Photos: Students Walk Out to Protest School Shootings, Gun Violence

Across the nation, at 10 a.m. in local time zones, students walked out of classrooms for 17 minutes to protest gun violence. Each minute represented one victim from the deadly Marjory Stoneman Douglas high school shooting in Parkland, Florida, which happened exactly one month ago, on February 14. During that shooting, a former student killed 17, including former classmates and staffers.

Schools have been sites of some of the deadliest shootings in modern American history, and at the site of the shooting in Parkland, students gathered at the football field as crowds cheered for those who left campus. 

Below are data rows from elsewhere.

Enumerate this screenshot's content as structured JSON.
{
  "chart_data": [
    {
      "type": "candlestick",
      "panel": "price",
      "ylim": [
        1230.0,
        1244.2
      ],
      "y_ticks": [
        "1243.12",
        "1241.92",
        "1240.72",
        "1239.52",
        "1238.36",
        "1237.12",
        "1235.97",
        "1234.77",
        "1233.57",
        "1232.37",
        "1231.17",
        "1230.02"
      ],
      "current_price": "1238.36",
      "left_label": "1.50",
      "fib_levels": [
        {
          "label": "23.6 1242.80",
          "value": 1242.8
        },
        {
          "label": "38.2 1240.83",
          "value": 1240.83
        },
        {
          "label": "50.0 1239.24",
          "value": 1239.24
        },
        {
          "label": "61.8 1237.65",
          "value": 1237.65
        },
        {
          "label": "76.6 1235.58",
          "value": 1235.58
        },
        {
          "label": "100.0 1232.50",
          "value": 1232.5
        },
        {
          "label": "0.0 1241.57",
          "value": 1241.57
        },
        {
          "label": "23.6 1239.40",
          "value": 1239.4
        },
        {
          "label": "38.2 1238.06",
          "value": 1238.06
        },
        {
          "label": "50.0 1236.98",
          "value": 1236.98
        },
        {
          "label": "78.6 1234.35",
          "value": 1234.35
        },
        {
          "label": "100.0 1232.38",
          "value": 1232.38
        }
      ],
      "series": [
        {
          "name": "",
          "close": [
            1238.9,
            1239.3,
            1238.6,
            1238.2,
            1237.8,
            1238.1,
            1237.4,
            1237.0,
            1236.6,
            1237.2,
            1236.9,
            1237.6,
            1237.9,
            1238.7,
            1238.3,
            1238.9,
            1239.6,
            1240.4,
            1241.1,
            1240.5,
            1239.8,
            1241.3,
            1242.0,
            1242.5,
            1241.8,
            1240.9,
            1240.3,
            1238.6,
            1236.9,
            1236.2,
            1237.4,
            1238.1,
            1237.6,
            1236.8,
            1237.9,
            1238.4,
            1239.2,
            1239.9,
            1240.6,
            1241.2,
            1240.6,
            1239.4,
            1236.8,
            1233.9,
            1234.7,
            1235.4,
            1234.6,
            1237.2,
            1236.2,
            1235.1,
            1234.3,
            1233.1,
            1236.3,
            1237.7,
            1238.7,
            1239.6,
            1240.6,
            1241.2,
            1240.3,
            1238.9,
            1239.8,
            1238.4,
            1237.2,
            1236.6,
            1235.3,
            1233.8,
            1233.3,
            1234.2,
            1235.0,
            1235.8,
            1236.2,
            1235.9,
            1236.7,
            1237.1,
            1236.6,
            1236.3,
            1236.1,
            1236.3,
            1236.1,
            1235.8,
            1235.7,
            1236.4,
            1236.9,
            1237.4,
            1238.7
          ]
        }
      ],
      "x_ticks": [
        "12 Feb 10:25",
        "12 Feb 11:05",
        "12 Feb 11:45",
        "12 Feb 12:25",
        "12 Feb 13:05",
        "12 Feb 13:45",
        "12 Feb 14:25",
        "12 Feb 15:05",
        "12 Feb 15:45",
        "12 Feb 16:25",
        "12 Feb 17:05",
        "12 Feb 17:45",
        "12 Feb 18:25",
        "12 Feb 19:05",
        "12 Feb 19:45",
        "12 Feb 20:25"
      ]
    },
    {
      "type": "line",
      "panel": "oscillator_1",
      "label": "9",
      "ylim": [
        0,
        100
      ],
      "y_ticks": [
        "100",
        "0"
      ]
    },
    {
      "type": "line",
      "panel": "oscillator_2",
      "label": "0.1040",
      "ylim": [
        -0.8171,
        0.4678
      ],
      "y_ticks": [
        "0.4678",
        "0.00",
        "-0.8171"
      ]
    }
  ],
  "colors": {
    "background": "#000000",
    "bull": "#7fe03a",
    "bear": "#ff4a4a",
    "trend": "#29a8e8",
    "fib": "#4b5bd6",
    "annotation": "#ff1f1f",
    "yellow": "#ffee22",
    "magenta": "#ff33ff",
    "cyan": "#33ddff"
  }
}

In Washington, D.C., thousands gathered and headed toward the White House and U.S. Capitol. Popular cheers included, “Hey, hey, NRA, how many kids did you kill today?” and were echoed during many rallies.

Here is a roundup of tributes paid nationwide:

Adam Alhanti hid in Parkland's school's band room during the shooting. Alhanti has said that he would march "because I want the NRA to fear the vibrations of the people’s stomps across the nation."

 

In Newtown, Connecticut, the town that saw the Sandy Hook Elementary school shooting in 2012, students assembled outside and held signs that read "Protect Our Kids."

 

The scene from Jackson High School in Massillon, Ohio:

In the aftermath of the Parkland shooting, students have confronted Capitol Hill’s stalled efforts to fix America's gun violence epidemic. It has started a nationwide debate, and a chorus of rallies has since sprung up in schools from California to Florida, voicing frustration over the lack of change.

Earlier this month, Senate Minority Leader Chuck Schumer told CNN that he had never seen anything like this. "Don’t underestimate the power of these kids."